!python OpenNMT-py/preprocess.py -src_seq_length 80 -tgt_seq_length 80 -src_vocab_size 30000 -tgt_vocab_size 30000 -lower -share_vocab .
-when i run this command vocab-size and seq_lenght no change .
-share_vocab it is merging src and tgt vocab, What is its role and can it be dispensed with.
-lower , what can do?
[2021-02-10 09:58:59,525 INFO] * tgt vocab size: 10207.
[2021-02-10 09:58:59,540 INFO] * src vocab size: 10287.
[2021-02-10 09:58:59,540 INFO] * merging src and tgt vocab…
[2021-02-10 09:58:59,578 INFO] * merged vocab size: 17928.
It is clear you are using a previous version. It is difficult to get support with that. Why do not you try to upgrade? There is a notebook for version 2.x.
When you do, you will be able to see all the relevant arguments of Build Vocab (used to be called “preprocess”), train, translate, etc.
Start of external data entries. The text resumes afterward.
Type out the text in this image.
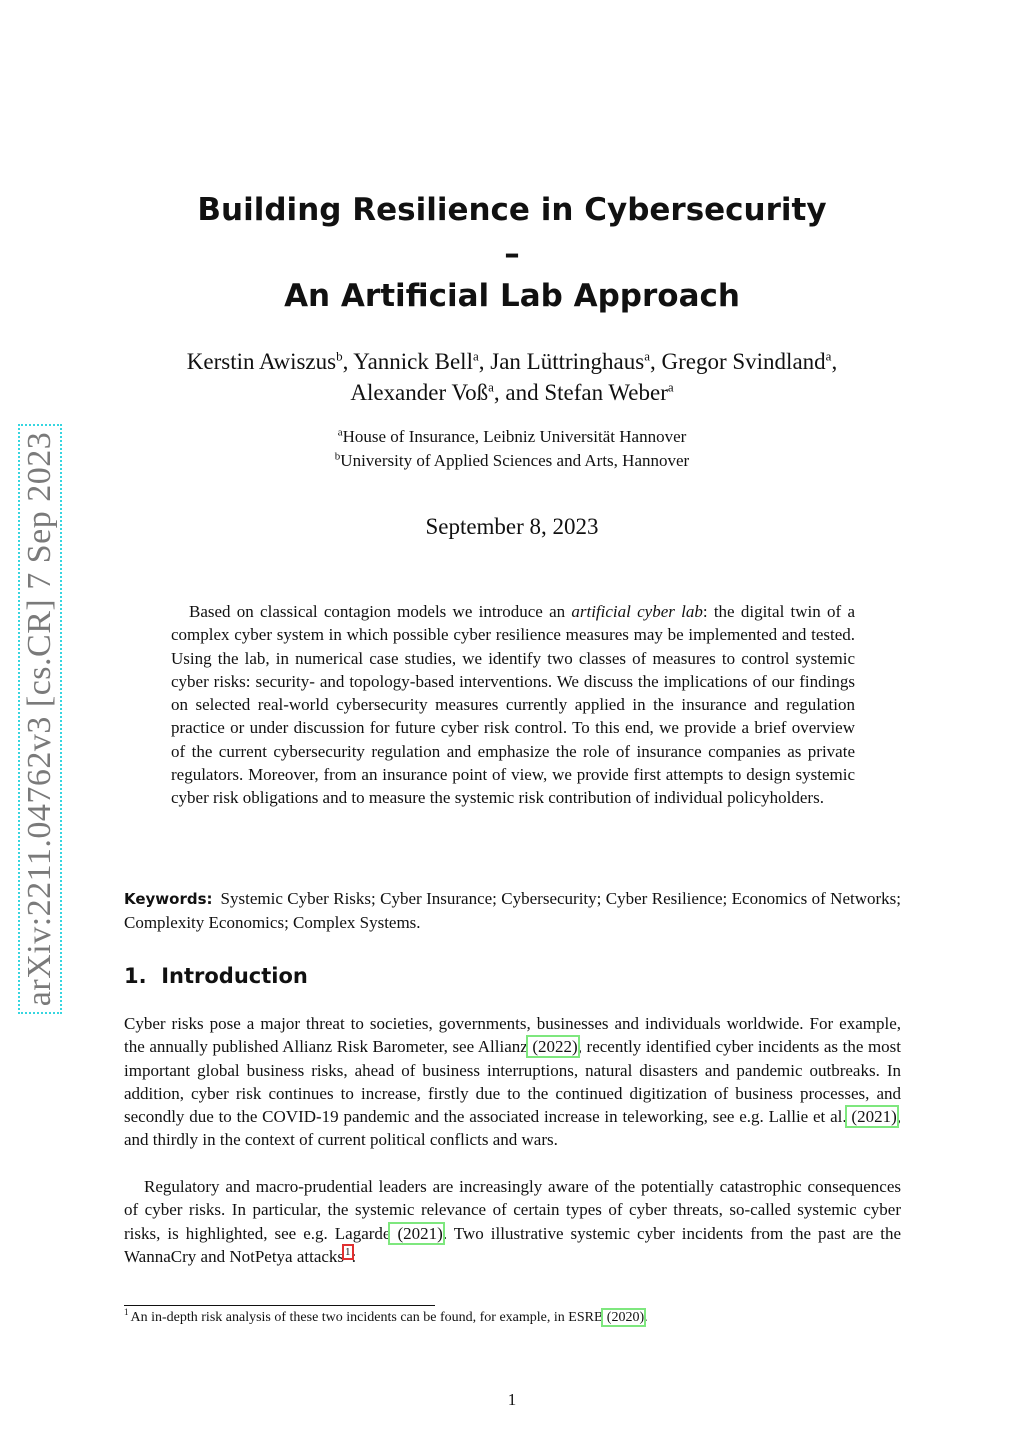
arXiv:2211.04762v3 [cs.CR] 7 Sep 2023
Building Resilience in Cybersecurity
–
An Artificial Lab Approach
Kerstin Awiszus$^b$, Yannick Bell$^a$, Jan Lüttringhaus$^a$, Gregor Svindland$^a$,
Alexander Voß$^a$, and Stefan Weber$^a$
$^a$House of Insurance, Leibniz Universität Hannover
$^b$University of Applied Sciences and Arts, Hannover
September 8, 2023

Based on classical contagion models we introduce an artificial cyber lab: the digital twin of a complex cyber system in which possible cyber resilience measures may be implemented and tested. Using the lab, in numerical case studies, we identify two classes of measures to control systemic cyber risks: security- and topology-based interventions. We discuss the implications of our findings on selected real-world cybersecurity measures currently applied in the insurance and regulation practice or under discussion for future cyber risk control. To this end, we provide a brief overview of the current cybersecurity regulation and emphasize the role of insurance companies as private regulators. Moreover, from an insurance point of view, we provide first attempts to design systemic cyber risk obligations and to measure the systemic risk contribution of individual policyholders.

Keywords: Systemic Cyber Risks; Cyber Insurance; Cybersecurity; Cyber Resilience; Economics of Networks; Complexity Economics; Complex Systems.

1.  Introduction

Cyber risks pose a major threat to societies, governments, businesses and individuals worldwide. For example, the annually published Allianz Risk Barometer, see Allianz (2022), recently identified cyber incidents as the most important global business risks, ahead of business interruptions, natural disasters and pandemic outbreaks. In addition, cyber risk continues to increase, firstly due to the continued digitization of business processes, and secondly due to the COVID-19 pandemic and the associated increase in teleworking, see e.g. Lallie et al. (2021), and thirdly in the context of current political conflicts and wars.

Regulatory and macro-prudential leaders are increasingly aware of the potentially catastrophic consequences of cyber risks. In particular, the systemic relevance of certain types of cyber threats, so-called systemic cyber risks, is highlighted, see e.g. Lagarde (2021). Two illustrative systemic cyber incidents from the past are the WannaCry and NotPetya attacks$^1$:

$^1$ An in-depth risk analysis of these two incidents can be found, for example, in ESRB (2020).

1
This is useful when the two languages: 1) have the same script, and 2) share vocabulary. For example, they might be useful for English and Spanish, or Arabic and Persian, etc. They are not very useful for languages that do not follow one of the two previously mentioned rules, like Hindi and Urdu, or Irish (Gaeilge) and German.
I hope this helps!
yeah it is helpful.
so i’m using notebook for park for the previous version OpenNMT-py 1.x. I want to switch to OpenNMT-py 2.x And keep working on same notebook(from park) so i need just installing (pip3 install git+https://github.com/OpenNMT/OpenNMT-py.git).
and about python OpenNMT-py/preprocess.py, train, translate. turn to
i’m not working on YAML configuration file.
Am I correct ?
Wait for some clarification from you.